Le
13 Mars 2013 est paru Terra Australis,
bande dessinée passionnante et foisonnante, dont nous avons dit le
plus grand bien ici : Terra Australis coin limule
Cette
œuvre nous paraît d'une telle richesse -graphique et narrative-
qu'il nous est venu à l'idée de poser quelques questions à
Philippe Nicloux, le dessinateur de l'album. C'est avec beaucoup de
gentillesse que celui-ci a accepté notre demande.
Voici
donc un petit entretien qui, nous l'espérons, vous donnera encore
plus envie de plonger dans cette aventure.
5 questions à Philippe Nicloux concernant Terra Australis :
De quand date le projet ? Le scénario était-il construit entièrement depuis le début puis vous avez effectué un découpage comme si vous adaptiez un roman ou avez-vous travaillé de concert en faisant évoluer le projet progressivement ?
LFB*
a commencé à réfléchir à son scénario à partir de 2007. A
partir de toute la doc et de toutes les anecdotes accumulées, il en
a tiré un synopsis, qui aurait fait dans les 800 pages. Ensuite, il
a écrit chapitre par chapitre. Car au départ, les 3 livres étaient
découpés en chapitres. Cette idée a été abandonnée pour des
raisons de fluidité. En cours de route, LFB a abandonné certains épisodes prévus, puis a recentré son script sur quelques
personnages récurrents qui nous ont servi de fil rouge.
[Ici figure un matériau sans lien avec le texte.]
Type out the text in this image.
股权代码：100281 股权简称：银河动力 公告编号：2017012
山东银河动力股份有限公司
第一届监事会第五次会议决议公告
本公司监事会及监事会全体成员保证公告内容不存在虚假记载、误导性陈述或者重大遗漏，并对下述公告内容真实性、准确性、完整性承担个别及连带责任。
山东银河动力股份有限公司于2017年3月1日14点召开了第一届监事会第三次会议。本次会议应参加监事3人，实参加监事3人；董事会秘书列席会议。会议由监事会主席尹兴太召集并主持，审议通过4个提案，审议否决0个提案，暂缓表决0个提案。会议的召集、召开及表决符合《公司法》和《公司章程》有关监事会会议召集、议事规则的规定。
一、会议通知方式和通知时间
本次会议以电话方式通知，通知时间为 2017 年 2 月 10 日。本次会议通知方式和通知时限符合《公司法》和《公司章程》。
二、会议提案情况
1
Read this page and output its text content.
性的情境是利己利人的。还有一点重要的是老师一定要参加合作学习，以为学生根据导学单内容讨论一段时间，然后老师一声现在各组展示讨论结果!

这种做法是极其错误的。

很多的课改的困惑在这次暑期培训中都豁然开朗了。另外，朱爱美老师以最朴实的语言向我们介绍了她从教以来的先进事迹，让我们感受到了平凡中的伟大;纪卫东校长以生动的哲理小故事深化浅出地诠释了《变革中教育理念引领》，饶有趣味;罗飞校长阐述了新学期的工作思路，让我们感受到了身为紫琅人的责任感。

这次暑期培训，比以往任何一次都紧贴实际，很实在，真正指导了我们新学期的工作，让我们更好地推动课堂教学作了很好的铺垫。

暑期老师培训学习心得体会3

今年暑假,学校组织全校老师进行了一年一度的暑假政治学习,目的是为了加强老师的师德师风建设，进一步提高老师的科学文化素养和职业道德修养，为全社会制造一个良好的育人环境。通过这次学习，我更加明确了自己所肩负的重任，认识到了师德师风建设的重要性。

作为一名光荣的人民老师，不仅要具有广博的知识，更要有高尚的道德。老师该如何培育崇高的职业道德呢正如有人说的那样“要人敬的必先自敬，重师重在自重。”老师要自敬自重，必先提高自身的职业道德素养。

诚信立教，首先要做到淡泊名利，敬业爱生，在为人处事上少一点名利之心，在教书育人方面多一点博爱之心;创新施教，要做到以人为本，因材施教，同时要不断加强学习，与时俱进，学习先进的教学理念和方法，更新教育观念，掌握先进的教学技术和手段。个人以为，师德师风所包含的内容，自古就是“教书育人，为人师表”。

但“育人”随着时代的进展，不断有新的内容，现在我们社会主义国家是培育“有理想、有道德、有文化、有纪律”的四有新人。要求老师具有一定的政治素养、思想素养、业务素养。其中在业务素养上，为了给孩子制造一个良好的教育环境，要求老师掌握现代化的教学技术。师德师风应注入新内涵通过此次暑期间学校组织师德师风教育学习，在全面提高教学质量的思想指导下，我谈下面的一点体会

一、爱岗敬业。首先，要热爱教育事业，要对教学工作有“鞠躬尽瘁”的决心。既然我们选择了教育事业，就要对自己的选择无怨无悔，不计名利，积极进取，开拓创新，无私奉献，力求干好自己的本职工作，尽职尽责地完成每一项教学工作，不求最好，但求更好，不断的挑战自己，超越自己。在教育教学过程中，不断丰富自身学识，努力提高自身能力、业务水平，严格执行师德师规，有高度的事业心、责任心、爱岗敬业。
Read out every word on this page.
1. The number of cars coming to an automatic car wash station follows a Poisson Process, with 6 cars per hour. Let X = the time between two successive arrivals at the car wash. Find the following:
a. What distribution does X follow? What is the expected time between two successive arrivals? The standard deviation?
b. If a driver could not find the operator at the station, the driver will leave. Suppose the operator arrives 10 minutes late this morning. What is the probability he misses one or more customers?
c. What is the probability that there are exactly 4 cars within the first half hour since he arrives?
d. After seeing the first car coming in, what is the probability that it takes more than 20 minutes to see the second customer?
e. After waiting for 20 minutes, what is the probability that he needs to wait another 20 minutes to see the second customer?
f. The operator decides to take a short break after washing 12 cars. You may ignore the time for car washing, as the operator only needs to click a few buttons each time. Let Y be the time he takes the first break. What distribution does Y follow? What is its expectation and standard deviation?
Tu sortais de trois albums (Rashomon, Otomi et Tropique de l'agneau) assez éloignés de cet univers maritime. As-tu toujours eu une passion pour cet univers ou as-tu dû te documenter pour l'album (photographies / documents historiques) ?
J'ai
toujours aimé l'art du XVIIIème siècle, la peinture,
l'architecture ou la musique. Mais en l'occurrence, l'art n'est pas
très présent dans Terra Australis. Je pensais aussi très
fort aux peintures de marine de cette période lors du livre II, et
évidemment l'ombre de Bourgeon et des passagers du vent flottait
comme un idéal inaccessible au dessus de ma tête. J'ai bien sûr
cherché beaucoup de documents (gravures, peinture), même s'il
n'était pas question d'atteindre le degré de détail et de
précision de Bourgeon, justement.
J'ai trouvé ton trait d'une grande élégance. Peux-tu nous dire quelle est la technique employée (ou quelles sont les techniques employées) ?
Merci
pour l'élégance. Mais de mon point de vue, je trouve le style de
dessin de Terra Australis parfois rêche et
brutal. C'est le trait qui s'est imposé pour décrire cet univers de
prisons, d'enfermement et de violence. Même en Australie, si
dessiner la nature était un réel plaisir, c'est aussi une nature
hostile et sauvage.
Après avoir commencé à dessiner sur des planches papier, à l'encre de Chine, je n'étais pas satisfait du résultat. J'ai donc basculé sur la palette graphique, après avoir trouvé un logiciel génial, "my paint", qui m'a permis d'obtenir cet effet de peinture-aquarelle assez naturel.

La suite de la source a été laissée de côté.